On Sunday, we stayed in Sitges and spent the day doing coastal fieldwork. As an important site for tourism, Sitges retains a sandy beach, but not without investment to protect the coast from erosion. Students compared the highly managed section of the beach next to the hotel developments with the unmanaged section just around the corner, where a road has been closed and is now slowly being sacrificed to the sea. Data collection here included pebble analysis, beach profiling and a cost benefit analysis of the coastal defences. The evening classroom session saw the students following up with statistical analysis of the data collection and drawing conclusions from the day. 

I learnt how to collect data properly which will be very useful when I do my coursework project.

Emily B

The final day saw a swift check out of the hotel before heading out to the rural Priorat region of Catalonia. We stopped in three villages which have seen depopulation due to lack of jobs and a subsequent closure of services. This has been exacerbated by the ‘Air BnBification’ of the villages, where second homeowners have bought up properties to let out in the summer, but which lay empty most of the year. In recent decades the area has seen a revival driven by the wine industry and the creation of the specialist ‘Priorat wine’ production. Slopes have been industrially terraced, and many vineyards planted, with wineries springing up. The droughts of the last few years have also had an impact on life here. Students were able to assess the impact of all these activities on the wealth and livelihood of the villages and can use these stories to contrast to the fate of rural settlements in West Sussex. We headed straight from the final village to the airport for an evening flight home. 
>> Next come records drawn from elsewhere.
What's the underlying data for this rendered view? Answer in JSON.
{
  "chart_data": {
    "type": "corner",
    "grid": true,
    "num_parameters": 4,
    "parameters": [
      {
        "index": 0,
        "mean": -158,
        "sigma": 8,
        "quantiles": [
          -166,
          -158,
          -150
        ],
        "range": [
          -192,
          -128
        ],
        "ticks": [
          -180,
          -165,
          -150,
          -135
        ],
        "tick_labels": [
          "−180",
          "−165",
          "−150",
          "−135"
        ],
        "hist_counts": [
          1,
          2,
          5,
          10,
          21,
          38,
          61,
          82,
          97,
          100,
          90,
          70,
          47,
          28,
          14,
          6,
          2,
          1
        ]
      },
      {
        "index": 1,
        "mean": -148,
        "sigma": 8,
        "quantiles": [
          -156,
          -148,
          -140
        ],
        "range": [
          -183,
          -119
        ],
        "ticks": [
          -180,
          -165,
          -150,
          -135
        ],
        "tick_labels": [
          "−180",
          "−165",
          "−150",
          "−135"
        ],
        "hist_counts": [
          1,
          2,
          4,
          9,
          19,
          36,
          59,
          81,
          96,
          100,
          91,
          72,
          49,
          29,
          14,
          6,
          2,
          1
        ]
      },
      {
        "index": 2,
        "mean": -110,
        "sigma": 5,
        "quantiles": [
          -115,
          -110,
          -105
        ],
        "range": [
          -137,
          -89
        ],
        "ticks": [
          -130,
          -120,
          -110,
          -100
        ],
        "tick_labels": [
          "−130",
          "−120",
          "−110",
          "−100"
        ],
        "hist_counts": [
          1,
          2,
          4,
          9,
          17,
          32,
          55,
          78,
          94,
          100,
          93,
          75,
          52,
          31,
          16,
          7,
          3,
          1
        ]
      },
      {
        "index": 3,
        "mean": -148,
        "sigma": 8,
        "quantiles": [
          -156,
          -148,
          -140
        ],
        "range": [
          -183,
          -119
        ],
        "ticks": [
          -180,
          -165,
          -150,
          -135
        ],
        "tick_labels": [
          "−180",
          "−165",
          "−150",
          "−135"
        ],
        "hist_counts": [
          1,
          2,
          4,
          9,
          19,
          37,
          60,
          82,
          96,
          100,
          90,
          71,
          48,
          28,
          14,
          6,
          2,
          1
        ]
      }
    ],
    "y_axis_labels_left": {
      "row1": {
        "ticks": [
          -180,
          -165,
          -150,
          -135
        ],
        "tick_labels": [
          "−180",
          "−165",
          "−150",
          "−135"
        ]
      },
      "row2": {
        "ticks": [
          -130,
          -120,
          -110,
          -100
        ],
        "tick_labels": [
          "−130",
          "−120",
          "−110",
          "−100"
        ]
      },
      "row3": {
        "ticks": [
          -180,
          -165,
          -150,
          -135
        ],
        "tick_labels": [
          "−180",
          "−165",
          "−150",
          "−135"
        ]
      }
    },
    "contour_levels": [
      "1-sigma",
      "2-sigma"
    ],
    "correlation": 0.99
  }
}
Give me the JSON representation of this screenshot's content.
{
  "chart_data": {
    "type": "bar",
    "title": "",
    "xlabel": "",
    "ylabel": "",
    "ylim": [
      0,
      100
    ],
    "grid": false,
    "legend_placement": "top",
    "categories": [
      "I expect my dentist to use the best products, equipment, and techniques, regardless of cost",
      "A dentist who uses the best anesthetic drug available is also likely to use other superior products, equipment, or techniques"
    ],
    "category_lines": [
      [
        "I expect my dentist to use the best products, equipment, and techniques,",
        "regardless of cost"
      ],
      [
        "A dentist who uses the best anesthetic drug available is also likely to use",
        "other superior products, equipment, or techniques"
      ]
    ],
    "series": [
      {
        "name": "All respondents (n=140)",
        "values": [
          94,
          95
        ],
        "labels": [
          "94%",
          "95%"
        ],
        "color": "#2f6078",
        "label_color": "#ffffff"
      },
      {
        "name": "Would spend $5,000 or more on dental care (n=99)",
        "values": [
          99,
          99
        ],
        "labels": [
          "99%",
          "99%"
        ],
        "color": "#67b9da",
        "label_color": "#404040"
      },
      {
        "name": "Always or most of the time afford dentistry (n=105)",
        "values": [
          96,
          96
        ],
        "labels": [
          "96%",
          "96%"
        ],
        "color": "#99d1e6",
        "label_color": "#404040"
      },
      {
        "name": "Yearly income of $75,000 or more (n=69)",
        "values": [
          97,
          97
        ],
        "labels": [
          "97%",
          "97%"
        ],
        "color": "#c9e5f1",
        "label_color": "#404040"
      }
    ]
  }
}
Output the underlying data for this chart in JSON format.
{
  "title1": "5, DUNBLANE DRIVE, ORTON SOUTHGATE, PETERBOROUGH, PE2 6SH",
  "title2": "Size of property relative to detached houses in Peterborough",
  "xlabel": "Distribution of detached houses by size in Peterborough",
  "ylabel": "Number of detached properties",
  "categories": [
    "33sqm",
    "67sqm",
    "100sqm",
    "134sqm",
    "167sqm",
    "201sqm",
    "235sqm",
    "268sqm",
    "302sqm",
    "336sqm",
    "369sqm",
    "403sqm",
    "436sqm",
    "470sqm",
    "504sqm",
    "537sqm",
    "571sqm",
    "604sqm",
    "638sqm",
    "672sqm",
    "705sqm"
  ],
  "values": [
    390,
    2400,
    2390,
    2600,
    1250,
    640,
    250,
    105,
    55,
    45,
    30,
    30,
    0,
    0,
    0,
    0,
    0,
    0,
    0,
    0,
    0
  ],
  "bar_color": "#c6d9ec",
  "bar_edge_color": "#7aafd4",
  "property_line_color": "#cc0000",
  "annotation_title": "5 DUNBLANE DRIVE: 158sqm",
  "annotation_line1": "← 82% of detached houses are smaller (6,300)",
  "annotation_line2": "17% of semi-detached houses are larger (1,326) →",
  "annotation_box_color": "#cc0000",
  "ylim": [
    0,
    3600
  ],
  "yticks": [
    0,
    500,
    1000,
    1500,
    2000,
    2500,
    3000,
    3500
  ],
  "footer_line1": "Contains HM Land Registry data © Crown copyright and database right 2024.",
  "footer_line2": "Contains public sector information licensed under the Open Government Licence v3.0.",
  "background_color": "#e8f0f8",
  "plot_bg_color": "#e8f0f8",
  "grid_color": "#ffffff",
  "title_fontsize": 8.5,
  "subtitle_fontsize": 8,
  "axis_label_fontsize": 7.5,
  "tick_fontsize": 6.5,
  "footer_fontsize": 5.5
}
I really enjoyed getting involved with the geography!

Archie J D

The students worked hard, with evening classroom sessions to draw graphs, do statistical testing of the data and draw conclusions from the day. Yet there was also a little downtime to explore Barcelona, walk the old town of Sitges, play touch rugby or eat ice cream on the beach in the February Mediterranean sunshine! 

The students did themselves proud. They developed their sense of place, engaged with the field work, asked great questions and are now ready to tackle their coursework.